The German term KRITIS (Kritische Infrastrukturen) refers to organizations and facilities from sectors indispensable for the functioning of society. The BSI Act (BSIG) identifies nine sectors: energy, water, food, information technology and telecommunications, transport, healthcare, financial and insurance services, municipal waste disposal, and government and public institutions.

Within these sectors, thresholds determine when an operator qualifies as a KRITIS operator. In healthcare, for example, hospitals with more than 30,000 inpatient treatment cases per year qualify. KRITIS operators must implement adequate technical and organizational measures under §8a BSI Act, demonstrate these every two years (e.g., through audits) and report significant IT security incidents to the BSI.

The KRITIS Framework Act extends the concept of resilience to physical security: IT resilience and physical resilience (protection against power outages, flooding, physical access) must be considered together. For KRITIS operators, this means: backup infrastructure must be secured against both cyber attacks and physical threats.
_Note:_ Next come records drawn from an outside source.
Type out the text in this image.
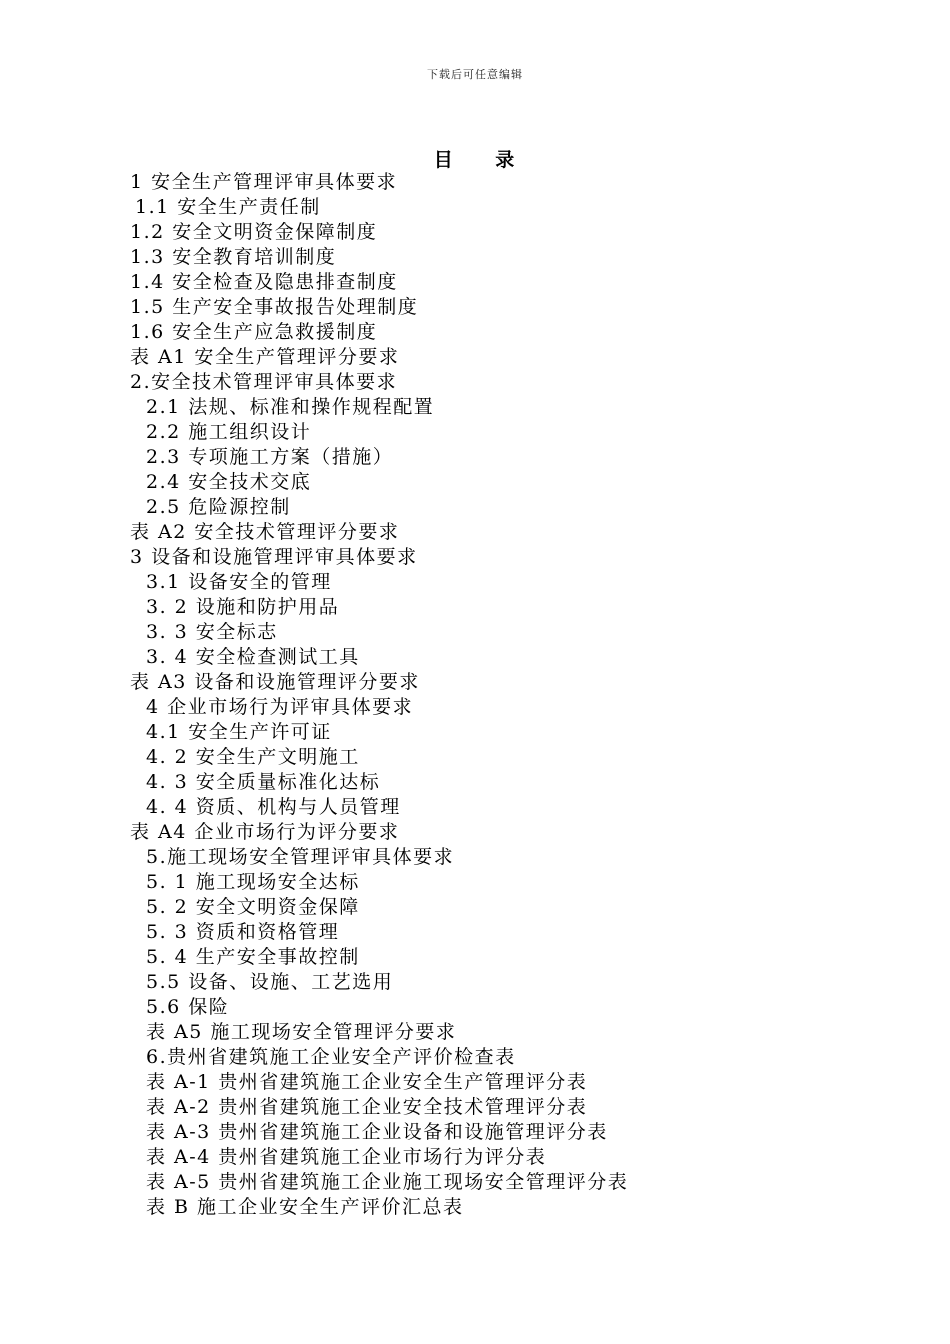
下载后可任意编辑
目 录
1 安全生产管理评审具体要求
1.1 安全生产责任制
1.2 安全文明资金保障制度
1.3 安全教育培训制度
1.4 安全检查及隐患排查制度
1.5 生产安全事故报告处理制度
1.6 安全生产应急救援制度
表 A1 安全生产管理评分要求
2.安全技术管理评审具体要求
2.1 法规、标准和操作规程配置
2.2 施工组织设计
2.3 专项施工方案（措施）
2.4 安全技术交底
2.5 危险源控制
表 A2 安全技术管理评分要求
3 设备和设施管理评审具体要求
3.1 设备安全的管理
3. 2 设施和防护用品
3. 3 安全标志
3. 4 安全检查测试工具
表 A3 设备和设施管理评分要求
4 企业市场行为评审具体要求
4.1 安全生产许可证
4. 2 安全生产文明施工
4. 3 安全质量标准化达标
4. 4 资质、机构与人员管理
表 A4 企业市场行为评分要求
5.施工现场安全管理评审具体要求
5. 1 施工现场安全达标
5. 2 安全文明资金保障
5. 3 资质和资格管理
5. 4 生产安全事故控制
5.5 设备、设施、工艺选用
5.6 保险
表 A5 施工现场安全管理评分要求
6.贵州省建筑施工企业安全产评价检查表
表 A-1 贵州省建筑施工企业安全生产管理评分表
表 A-2 贵州省建筑施工企业安全技术管理评分表
表 A-3 贵州省建筑施工企业设备和设施管理评分表
表 A-4 贵州省建筑施工企业市场行为评分表
表 A-5 贵州省建筑施工企业施工现场安全管理评分表
表 B 施工企业安全生产评价汇总表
In the context of data protection, physically isolated backup systems (air gap) and hardware for archiving are particularly relevant for KRITIS operators: a non-addressable storage medium meets the BSI requirement for a network-independent, storage in the most direct way possible.

Frequently asked questions

Hospitals with more than 30,000 inpatient treatment cases per year fall under §8a of the German BSI Act as operators of critical infrastructure. For the exact threshold and the current version of the KRITIS Ordinance, direct verification with the BSI is recommended. KRITIS operators must implement adequate technical and organizational measures, demonstrate their implementation every two years and report significant incidents to the BSI.
KRITIS operators who fail to meet their disclosure obligations risk fines under §14 BSIG. More seriously, however, is the operational risk: in a cyber attack without adequate protective measures, rapid restoration of operations is at risk — and in critical sectors such as healthcare or energy, operational disruptions can directly endanger people.